While it may be the death of another line of communication between citizens and officials by substituting an unrepresentative online sample for the whole, the Internet is not going to be the death of the news media–sifting, highlighting and directing consumers to content is going to be more important than ever as the volume of that content continues to grow exponentially. Mathematically, it's just too much information for individuals to sort through on their own, especially when most of it is useless crap.

And though with Katie Couric talking of distinguishing her broadcast from the competition by assuming "many viewers have already scanned the headlines of the day, giving her license to jettison some stories entirely or to dispense with others in a digest," one might be better off acting as one's own gatekeeper on YouTube, I'm sure as hell not going there for my news and current affairs analysis–I'm going for the '80s music videos, the idiots in Pac-Man costumes running through libraries and, until their generous poster was shut down and another tiny spot of joy was wrenched from the entertainment-starved little lives of those of us without cable, the new episodes of "Project Runway."

I know we'll find some way to "Carry on..." but it really is a pity that, based solely on the substance and syntax of comments people post to YouTube videos, none of them have probably heard of postmodern pastiche and the argument that nothing is original anymore, therefore cultural products distributed to mass audiences are all on the table for sampling and re-tooling.

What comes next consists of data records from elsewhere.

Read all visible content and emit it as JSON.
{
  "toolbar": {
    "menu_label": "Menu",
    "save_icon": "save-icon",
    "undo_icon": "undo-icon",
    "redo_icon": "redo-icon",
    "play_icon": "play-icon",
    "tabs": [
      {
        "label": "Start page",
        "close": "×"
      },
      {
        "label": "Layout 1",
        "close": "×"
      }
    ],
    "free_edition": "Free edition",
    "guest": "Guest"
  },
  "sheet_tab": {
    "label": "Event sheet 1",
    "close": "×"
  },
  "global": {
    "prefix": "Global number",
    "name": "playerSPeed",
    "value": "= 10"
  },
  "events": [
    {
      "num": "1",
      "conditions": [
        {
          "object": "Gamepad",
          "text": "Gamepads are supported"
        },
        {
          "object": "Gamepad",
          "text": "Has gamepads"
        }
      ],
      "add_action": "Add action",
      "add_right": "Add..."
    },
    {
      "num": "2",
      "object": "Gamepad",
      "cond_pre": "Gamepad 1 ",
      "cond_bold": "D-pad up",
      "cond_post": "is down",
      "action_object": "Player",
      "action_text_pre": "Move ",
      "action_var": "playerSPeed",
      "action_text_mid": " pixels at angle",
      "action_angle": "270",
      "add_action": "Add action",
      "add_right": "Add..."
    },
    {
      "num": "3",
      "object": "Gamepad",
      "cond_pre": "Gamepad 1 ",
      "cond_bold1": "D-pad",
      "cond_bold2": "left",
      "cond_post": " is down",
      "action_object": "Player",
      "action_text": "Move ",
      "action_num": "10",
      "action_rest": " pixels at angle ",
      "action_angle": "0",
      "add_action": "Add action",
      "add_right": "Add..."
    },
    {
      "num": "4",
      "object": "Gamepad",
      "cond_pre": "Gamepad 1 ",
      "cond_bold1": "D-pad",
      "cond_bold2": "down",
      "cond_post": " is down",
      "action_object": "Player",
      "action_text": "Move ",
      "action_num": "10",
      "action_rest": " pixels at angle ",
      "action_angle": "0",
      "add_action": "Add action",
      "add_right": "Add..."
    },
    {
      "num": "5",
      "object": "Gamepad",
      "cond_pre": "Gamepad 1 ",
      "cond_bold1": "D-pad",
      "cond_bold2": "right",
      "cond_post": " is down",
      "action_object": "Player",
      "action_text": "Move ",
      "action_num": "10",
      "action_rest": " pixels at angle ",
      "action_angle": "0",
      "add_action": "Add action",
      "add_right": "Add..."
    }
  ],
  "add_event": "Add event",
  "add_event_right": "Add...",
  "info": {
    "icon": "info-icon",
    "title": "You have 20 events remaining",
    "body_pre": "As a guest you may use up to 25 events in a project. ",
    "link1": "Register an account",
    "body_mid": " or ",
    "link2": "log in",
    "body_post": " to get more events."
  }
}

Indeed, what the politicos seem to have forgotten is that this epidemic of viral-video madness isn't exactly a new phenomenon–rather it's one Bush White House officials, to take the most recent example, have actively used not merely to smear opponents by replaying their recorded gaffes, but also to court attention: Remember Ashcroft's serenade to the press corps, or the annual Barney videos, starring staffers and the presidential pooch? But indisputable and unrivaled pearls of amateur online moviemaking though the latter are, they haven't changed the face of democracy, either by making it harrier or more huggable.

Regardless of what Internet video means for electoral freedom, I'd be more worried about politicians posting scripted films meant to look spontaneous to score points with those modern hipsters surfin' teh Internets–and not just some misguided Democratic presidential hopeful rushing onto the Senate floor in a banana suit to declare it "PEANUT BUTTER JELLY TIME!" or Dubya and Rumsfeld delivering a "Walker: Texas Ranger"-style pummelling to an Osama-impersonator on the White House lawn, but sneakier, more plausible yet still misleading snippets, with the most successful, as always, seeping out from those with the most plump coffers.

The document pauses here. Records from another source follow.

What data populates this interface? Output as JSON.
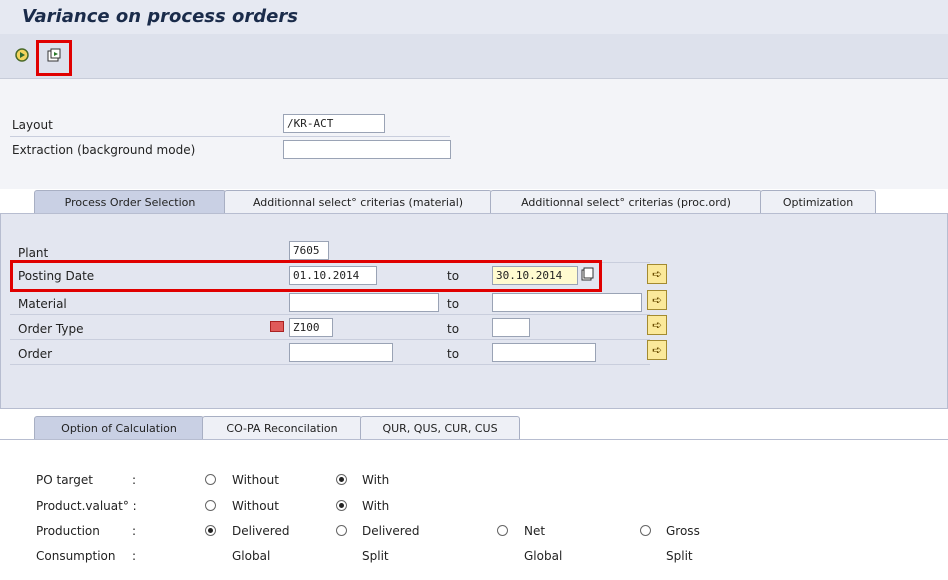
{
  "title": "Variance on process orders",
  "toolbar": {
    "execute_icon": "execute-icon",
    "variant_icon": "get-variant-icon"
  },
  "top": {
    "layout_label": "Layout",
    "layout_value": "/KR-ACT",
    "extraction_label": "Extraction (background mode)",
    "extraction_value": ""
  },
  "tabs1": [
    "Process Order Selection",
    "Additionnal select° criterias (material)",
    "Additionnal select° criterias (proc.ord)",
    "Optimization"
  ],
  "selection": {
    "plant_label": "Plant",
    "plant_value": "7605",
    "posting_label": "Posting Date",
    "posting_from": "01.10.2014",
    "posting_to": "30.10.2014",
    "material_label": "Material",
    "material_from": "",
    "material_to": "",
    "ordertype_label": "Order Type",
    "ordertype_from": "Z100",
    "ordertype_to": "",
    "order_label": "Order",
    "order_from": "",
    "order_to": "",
    "to_label": "to"
  },
  "tabs2": [
    "Option of Calculation",
    "CO-PA Reconcilation",
    "QUR, QUS, CUR, CUS"
  ],
  "calc": {
    "po_target_label": "PO target",
    "colon": ":",
    "product_label": "Product.valuat° :",
    "production_label": "Production",
    "consumption_label": "Consumption",
    "without": "Without",
    "with": "With",
    "delivered": "Delivered",
    "net": "Net",
    "gross": "Gross",
    "global": "Global",
    "split": "Split"
  },
  "colors": {
    "accent_red": "#e00000",
    "panel": "#e3e6f0"
  }
}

But still, we can all find comfort in the fact that, even though perhaps no electoral race can be said to be purely local these days, it's a safe bet that most denizens of our wired nation still won't bother to show up at the polls.

And on the diplomatic front, obviously the current course isn't cutting it in the Middle East–who knows, perhaps Dick Cheney lip-synching "Rock the Casbah" into a grainy webcam might finally be the message that changes hearts and minds.